The Incredible Number of Chemicals in Tobacco Smoke
There are more than 4,000 different compounds in your typical cigarette. Some of these compounds occur naturally in the tobacco plant, while others are added during the manufacturing process to add flavor or as preservatives. There is also a whole slew of chemicals created by combustion after you light a cigarette.
Many chemicals, including nicotine, can readily move from the mother's bloodstream into the fetal blood supply. (This is why physicians are so cautious about what over-the-counter or prescription drugs women take when they're expecting a child.) When a pregnant women inhales cigarette smoke, she exposes herself and her fetus to:
- Nicotine - If you smoke while pregnant, your child will be exposed to almost the same level of nicotine as you. That means that once he or she is born and is no longer getting nicotine intravenously, the symptoms of nicotine withdrawal will likely set in.
- Cyanide - Those who are old enough will remember the panic that ensued after someone laced Tylenol with cyanide back in the 1980s. Cyanide prevents cells from using oxygen for various metabolic processes, and it's one of the most deadly poisons around.
- Cadmium - Found in rechargeable batteries, this heavy metal damages your kidneys. Without proper filtration and excretion by the kidneys, waste products from different cellular processes build up in your blood.
- Arsenic - another heavy metal that interferes with the conversion of food (glucose) to fuel (ATP) inside your cells.
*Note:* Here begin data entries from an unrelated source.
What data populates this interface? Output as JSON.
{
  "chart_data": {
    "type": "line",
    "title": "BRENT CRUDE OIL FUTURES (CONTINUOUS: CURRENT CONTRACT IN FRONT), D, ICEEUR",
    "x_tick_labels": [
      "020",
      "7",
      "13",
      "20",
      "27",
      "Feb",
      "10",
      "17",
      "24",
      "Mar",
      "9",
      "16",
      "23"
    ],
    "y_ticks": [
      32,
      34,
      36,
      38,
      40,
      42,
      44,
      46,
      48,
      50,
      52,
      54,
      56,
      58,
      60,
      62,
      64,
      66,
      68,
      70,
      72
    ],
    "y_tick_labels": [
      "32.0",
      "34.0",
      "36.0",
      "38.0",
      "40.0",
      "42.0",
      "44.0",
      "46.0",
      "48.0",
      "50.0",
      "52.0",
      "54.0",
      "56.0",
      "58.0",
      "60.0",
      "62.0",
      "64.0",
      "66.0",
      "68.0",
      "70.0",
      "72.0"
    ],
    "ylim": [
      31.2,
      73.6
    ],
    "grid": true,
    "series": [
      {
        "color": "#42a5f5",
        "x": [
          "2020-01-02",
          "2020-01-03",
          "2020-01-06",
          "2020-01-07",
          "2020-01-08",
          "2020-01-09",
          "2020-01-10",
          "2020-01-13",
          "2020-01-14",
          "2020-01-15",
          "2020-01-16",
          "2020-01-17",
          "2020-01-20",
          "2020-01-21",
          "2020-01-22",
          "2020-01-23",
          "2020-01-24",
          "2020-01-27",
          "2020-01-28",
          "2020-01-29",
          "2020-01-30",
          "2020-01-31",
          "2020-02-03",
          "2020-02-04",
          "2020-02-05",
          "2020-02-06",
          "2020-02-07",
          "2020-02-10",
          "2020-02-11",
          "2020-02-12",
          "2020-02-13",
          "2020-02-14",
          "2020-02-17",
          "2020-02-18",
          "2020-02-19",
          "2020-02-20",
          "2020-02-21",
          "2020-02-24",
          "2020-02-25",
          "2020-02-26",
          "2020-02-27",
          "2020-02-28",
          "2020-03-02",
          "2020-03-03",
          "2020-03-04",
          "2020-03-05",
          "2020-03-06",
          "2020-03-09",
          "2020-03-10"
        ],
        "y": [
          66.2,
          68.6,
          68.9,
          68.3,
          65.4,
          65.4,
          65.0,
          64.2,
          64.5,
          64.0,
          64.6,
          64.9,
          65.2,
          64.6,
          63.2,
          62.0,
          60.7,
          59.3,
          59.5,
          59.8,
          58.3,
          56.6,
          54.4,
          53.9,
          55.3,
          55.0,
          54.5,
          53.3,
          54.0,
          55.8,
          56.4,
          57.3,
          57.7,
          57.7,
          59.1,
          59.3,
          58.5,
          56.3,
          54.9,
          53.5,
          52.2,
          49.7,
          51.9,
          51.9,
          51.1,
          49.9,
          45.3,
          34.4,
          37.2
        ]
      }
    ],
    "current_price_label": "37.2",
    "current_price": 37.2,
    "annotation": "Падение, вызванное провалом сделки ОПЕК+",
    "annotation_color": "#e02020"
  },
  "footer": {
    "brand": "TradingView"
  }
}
- Formaldehyde - locks proteins in a rigid conformation. (For more information on formaldehyde, see Will aspartame make me go blind?)
With the exception of nicotine, there's not enough of any these chemicals in cigarette smoke to cause severe damage to either the smoker or their baby. It's more likely that all of these compounds in combination have the net effect of reducing the pool of nutrients and other resources that the fetus needs to grow. This may be one reason why babies born to smokers are smaller than average.